O REGISTRO DO NADA…por Miguel Brambilla

Minha filha de nove anos e capaz de criar uma conta no youtube e postar vídeos com incrível facilidade. Em 1978, quando eu tinha a idade dela, nem internet existia e a TV Colorida no Brasil só transmitia há seis anos. A Seleção Brasileira era tri campeã mundial e tentava o tetra com Coutinho, que Deus o tenha. Carlos, Dirceu, Edinho, Batista, Falcão, Mário Sérgio, Éder, Nelinho….meio misturado com a seleção de 82, minhas memórias seguem até hoje numa razão que com dificuldade na velocidade do tempo e das informações, processamos.

Ninguém mais lê nada. Os registros escritos praticamente desapareceram. Somente mensagens de celular, ícones e emoticons. Dedo, carinha, bichinhos, merdinhas. As reflexões profundas da filosofia, da educação, da política, da matemática, da física, seguem restritas aos templos, como antigamente eram os iniciados. Agora porém por escolha própria, só se lê frases soltas, pensamentos recortados, e “partiu”.

Partiu para onde? Para o emburrecimento geral não apenas da nação, mas da sociedade mundial. Um mergulho na era digital das hipocrisias generalizadas, onde todos se amam, todos tem sobrenome, todos são santificados, espiritualizados ou rebeldes, o que também é charmoso, mas por traz de tudo isso, o registro do nada. O registro do nada perdido na era digital, num link qualquer que se quebra com apenas a falta de um ponto, um espaço, um erro e fim. O pensamento está perdido, não será replicado, não vai amarelar com o tempo, pretear, mofar, criar história, registrar o pensamento do pensador.

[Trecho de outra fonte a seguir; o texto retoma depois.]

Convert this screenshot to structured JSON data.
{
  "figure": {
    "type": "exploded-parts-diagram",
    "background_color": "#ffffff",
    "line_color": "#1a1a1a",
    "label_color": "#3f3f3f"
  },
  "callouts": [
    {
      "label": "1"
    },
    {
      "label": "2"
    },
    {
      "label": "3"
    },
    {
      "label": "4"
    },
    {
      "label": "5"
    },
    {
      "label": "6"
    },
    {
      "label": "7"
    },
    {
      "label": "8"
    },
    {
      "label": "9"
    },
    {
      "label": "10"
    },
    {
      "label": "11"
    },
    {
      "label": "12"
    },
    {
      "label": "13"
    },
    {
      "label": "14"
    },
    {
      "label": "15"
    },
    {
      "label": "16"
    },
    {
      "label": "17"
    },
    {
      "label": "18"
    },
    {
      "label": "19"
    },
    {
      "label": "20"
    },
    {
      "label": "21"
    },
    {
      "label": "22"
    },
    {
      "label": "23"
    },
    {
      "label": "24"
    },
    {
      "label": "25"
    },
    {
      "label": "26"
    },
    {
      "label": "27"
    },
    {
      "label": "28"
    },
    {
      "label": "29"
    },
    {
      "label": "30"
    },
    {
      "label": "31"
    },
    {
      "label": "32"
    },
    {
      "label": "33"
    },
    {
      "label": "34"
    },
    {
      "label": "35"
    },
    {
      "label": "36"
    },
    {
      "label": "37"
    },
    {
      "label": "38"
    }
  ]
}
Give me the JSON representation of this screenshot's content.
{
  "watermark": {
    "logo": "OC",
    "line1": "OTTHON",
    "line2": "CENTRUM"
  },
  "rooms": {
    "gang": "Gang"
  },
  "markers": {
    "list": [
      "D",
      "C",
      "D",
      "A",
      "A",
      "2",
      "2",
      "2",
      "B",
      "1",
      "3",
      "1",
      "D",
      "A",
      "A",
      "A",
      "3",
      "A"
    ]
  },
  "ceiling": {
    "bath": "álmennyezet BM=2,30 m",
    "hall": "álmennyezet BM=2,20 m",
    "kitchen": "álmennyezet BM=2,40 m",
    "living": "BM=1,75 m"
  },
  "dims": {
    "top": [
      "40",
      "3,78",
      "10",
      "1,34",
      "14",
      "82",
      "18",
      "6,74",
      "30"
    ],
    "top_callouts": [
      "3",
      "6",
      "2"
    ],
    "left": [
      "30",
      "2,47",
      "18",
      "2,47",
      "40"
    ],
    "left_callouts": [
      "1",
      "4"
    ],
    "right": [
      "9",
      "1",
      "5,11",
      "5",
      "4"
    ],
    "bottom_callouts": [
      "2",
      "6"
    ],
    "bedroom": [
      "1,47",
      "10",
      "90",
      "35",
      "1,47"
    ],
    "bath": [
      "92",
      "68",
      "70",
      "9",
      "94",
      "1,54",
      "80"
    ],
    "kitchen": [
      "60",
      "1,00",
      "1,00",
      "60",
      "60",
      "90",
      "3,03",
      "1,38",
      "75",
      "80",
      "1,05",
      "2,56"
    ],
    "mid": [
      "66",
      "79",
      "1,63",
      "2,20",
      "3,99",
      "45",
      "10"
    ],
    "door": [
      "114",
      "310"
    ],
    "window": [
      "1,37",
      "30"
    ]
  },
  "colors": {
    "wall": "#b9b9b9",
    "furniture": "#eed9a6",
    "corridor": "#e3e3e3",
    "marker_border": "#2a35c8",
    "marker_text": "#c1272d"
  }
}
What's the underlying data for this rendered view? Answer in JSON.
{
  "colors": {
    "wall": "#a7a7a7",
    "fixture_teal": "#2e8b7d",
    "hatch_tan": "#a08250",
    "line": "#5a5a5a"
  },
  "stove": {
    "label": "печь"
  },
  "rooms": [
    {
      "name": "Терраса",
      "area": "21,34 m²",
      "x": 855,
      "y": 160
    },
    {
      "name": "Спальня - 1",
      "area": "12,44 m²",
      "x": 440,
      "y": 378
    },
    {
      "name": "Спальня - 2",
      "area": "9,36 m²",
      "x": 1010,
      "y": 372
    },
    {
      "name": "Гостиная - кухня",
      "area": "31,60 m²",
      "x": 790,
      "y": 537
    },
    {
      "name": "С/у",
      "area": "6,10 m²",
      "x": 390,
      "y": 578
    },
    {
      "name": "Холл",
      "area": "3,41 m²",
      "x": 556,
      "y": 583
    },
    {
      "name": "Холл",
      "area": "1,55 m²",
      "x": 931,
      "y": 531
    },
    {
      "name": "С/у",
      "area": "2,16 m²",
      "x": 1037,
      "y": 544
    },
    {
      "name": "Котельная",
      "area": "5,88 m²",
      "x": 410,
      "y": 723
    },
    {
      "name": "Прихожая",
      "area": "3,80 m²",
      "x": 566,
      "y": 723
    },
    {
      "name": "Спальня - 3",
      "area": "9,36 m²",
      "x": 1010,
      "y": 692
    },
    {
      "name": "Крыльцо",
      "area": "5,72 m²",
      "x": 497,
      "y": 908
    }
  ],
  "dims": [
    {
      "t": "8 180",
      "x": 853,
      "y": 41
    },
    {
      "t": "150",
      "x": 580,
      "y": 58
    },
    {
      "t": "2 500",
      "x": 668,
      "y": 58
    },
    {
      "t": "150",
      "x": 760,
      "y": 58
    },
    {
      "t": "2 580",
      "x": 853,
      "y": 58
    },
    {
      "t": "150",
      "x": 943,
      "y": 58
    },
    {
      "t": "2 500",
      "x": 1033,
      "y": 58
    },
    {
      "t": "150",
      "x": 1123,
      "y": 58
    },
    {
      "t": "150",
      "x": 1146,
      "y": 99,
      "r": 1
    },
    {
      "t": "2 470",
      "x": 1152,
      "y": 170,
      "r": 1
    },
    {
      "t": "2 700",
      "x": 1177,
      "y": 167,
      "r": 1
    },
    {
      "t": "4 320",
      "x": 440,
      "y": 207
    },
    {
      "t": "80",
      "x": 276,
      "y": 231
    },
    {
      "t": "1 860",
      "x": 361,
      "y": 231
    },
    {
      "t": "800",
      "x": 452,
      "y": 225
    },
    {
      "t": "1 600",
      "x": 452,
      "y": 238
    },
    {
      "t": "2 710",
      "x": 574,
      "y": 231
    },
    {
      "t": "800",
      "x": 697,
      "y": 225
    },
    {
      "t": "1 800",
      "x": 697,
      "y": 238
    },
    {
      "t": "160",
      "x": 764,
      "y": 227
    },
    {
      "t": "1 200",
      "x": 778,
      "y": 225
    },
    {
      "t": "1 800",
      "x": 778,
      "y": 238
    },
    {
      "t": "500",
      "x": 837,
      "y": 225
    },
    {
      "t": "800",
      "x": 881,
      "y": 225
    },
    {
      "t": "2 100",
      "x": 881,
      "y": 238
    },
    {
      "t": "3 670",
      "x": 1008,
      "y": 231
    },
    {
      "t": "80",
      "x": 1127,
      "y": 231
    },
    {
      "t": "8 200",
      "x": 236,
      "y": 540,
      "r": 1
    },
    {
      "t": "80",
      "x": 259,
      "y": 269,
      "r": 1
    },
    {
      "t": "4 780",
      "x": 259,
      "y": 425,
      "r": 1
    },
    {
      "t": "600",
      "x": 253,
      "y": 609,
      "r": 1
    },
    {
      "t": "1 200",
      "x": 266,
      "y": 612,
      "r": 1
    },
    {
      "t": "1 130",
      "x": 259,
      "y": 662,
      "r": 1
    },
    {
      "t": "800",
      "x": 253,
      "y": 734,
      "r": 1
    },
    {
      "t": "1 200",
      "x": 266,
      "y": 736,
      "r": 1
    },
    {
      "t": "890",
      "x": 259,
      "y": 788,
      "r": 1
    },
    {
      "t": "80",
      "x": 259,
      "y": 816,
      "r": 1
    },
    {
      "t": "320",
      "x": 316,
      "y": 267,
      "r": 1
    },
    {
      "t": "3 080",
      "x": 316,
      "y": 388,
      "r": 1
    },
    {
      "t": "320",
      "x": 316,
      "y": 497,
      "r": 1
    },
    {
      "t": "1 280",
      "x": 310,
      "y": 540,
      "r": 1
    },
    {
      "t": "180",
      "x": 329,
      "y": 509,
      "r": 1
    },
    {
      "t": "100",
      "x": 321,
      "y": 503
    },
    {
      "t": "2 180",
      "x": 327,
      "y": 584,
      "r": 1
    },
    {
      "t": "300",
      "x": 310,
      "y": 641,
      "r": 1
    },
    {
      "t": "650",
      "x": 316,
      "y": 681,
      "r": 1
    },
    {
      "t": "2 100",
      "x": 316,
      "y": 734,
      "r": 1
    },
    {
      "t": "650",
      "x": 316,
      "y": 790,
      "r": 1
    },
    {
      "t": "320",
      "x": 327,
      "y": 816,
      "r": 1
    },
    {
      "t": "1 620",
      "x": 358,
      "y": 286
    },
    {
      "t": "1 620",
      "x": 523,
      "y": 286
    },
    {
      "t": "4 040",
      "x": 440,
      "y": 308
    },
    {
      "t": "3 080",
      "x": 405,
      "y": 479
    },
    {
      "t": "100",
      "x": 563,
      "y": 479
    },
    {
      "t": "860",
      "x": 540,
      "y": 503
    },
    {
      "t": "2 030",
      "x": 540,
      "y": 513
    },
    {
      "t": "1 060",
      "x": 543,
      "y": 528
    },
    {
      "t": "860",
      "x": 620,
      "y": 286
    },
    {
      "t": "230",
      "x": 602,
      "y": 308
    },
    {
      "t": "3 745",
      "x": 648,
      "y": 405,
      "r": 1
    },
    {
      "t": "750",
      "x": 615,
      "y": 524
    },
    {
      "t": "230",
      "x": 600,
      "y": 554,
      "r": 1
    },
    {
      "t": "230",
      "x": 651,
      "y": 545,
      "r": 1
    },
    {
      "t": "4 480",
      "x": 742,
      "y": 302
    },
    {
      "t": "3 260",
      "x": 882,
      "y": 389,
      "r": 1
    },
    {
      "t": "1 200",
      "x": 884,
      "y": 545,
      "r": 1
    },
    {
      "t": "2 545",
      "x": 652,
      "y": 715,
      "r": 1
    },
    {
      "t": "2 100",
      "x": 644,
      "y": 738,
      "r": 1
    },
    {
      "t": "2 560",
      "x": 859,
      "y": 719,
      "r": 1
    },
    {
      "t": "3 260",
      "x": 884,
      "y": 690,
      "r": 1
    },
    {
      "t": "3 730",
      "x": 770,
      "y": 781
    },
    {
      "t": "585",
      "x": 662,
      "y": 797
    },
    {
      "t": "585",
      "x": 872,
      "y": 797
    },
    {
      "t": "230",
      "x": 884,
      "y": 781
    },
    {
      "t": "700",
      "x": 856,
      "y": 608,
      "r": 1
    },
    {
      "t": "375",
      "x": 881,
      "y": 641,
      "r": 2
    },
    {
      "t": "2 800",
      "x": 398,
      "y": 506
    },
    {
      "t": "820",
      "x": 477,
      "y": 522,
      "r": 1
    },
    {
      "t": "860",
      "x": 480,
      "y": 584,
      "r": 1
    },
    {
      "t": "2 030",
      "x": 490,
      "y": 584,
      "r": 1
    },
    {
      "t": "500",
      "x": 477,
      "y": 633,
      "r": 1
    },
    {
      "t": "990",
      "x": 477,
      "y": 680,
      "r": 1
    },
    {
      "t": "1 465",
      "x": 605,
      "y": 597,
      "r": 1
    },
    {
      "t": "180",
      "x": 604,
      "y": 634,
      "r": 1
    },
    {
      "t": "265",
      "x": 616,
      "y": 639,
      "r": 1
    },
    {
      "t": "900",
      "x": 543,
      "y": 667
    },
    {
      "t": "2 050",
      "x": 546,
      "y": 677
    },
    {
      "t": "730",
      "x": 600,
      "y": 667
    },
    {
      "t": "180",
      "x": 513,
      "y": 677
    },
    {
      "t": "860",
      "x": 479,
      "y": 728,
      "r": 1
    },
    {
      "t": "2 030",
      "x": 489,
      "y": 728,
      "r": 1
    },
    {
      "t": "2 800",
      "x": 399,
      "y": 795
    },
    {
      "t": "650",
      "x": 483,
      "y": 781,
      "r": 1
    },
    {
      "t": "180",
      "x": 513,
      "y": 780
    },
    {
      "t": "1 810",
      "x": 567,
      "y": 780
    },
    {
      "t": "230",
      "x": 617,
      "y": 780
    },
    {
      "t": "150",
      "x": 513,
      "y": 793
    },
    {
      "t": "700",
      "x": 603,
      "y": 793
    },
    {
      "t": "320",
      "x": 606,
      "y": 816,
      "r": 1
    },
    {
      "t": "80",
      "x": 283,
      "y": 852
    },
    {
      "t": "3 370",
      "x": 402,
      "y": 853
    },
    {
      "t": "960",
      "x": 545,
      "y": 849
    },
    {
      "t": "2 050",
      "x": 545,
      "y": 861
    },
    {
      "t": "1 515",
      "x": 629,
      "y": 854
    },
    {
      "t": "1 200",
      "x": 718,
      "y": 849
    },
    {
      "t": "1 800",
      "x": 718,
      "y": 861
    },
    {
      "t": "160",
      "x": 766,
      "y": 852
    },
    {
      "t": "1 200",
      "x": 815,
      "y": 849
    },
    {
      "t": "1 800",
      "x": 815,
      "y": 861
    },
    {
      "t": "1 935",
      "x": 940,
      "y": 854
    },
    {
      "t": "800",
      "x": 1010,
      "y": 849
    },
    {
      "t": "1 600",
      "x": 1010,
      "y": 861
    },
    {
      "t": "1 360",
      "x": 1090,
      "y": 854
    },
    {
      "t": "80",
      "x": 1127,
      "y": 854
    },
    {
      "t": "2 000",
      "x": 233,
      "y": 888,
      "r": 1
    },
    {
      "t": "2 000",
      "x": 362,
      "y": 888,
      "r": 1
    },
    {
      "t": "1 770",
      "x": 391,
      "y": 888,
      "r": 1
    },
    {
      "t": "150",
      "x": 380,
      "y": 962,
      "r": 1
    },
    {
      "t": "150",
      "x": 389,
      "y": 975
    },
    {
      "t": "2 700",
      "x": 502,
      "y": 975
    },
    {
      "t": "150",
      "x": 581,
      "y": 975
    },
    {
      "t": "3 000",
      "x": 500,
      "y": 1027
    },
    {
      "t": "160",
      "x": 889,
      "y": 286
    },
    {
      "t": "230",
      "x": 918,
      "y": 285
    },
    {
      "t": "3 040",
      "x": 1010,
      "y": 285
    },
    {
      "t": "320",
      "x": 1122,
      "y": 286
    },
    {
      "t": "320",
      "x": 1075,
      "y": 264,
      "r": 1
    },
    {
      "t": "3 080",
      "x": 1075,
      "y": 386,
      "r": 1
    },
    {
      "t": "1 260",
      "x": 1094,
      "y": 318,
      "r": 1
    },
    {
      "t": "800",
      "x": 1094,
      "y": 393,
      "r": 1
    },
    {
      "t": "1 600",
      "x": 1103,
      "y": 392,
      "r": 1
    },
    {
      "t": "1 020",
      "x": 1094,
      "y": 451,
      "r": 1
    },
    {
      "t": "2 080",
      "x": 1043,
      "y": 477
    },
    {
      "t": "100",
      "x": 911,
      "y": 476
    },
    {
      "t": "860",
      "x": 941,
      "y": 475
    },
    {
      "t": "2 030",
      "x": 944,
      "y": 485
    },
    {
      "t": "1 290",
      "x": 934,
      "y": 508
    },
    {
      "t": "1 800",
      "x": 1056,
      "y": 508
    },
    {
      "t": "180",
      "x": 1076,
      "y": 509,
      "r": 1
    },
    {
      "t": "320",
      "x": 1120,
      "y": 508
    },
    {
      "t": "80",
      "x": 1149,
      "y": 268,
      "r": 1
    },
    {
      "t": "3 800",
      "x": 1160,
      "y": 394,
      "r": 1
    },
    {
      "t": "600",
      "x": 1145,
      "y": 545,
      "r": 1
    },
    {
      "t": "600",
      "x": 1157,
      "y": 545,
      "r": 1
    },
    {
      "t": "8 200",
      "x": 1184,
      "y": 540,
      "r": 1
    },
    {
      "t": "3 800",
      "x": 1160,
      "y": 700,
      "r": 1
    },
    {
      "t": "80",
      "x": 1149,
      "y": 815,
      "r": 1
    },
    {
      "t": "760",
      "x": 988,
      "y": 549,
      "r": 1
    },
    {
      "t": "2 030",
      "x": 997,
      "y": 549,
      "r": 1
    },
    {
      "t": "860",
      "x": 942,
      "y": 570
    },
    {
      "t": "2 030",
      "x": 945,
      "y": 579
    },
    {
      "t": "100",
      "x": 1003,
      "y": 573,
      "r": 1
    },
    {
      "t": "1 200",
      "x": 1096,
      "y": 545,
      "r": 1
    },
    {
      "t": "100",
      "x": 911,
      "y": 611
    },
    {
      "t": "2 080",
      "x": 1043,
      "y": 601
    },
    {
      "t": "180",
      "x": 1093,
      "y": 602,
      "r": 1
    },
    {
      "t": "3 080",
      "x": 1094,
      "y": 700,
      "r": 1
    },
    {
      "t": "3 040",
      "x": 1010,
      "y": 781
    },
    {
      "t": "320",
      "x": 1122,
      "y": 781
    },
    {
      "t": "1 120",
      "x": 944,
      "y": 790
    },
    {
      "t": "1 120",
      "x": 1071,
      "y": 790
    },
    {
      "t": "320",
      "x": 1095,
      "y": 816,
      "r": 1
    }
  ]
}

Na música, a digitalização do mundo segue a mesma direção. Estamos todos mergulhando na Matrix do pensamento onde tudo se acessa com grande velocidade, tudo se coloca para dentro da mente, mas nada se mastiga, processa ou tritura, o que torna as máquinas mais inteligentes do que nós e as tornará comandantes de cérebros imbecilizados em curto espaço de tempo.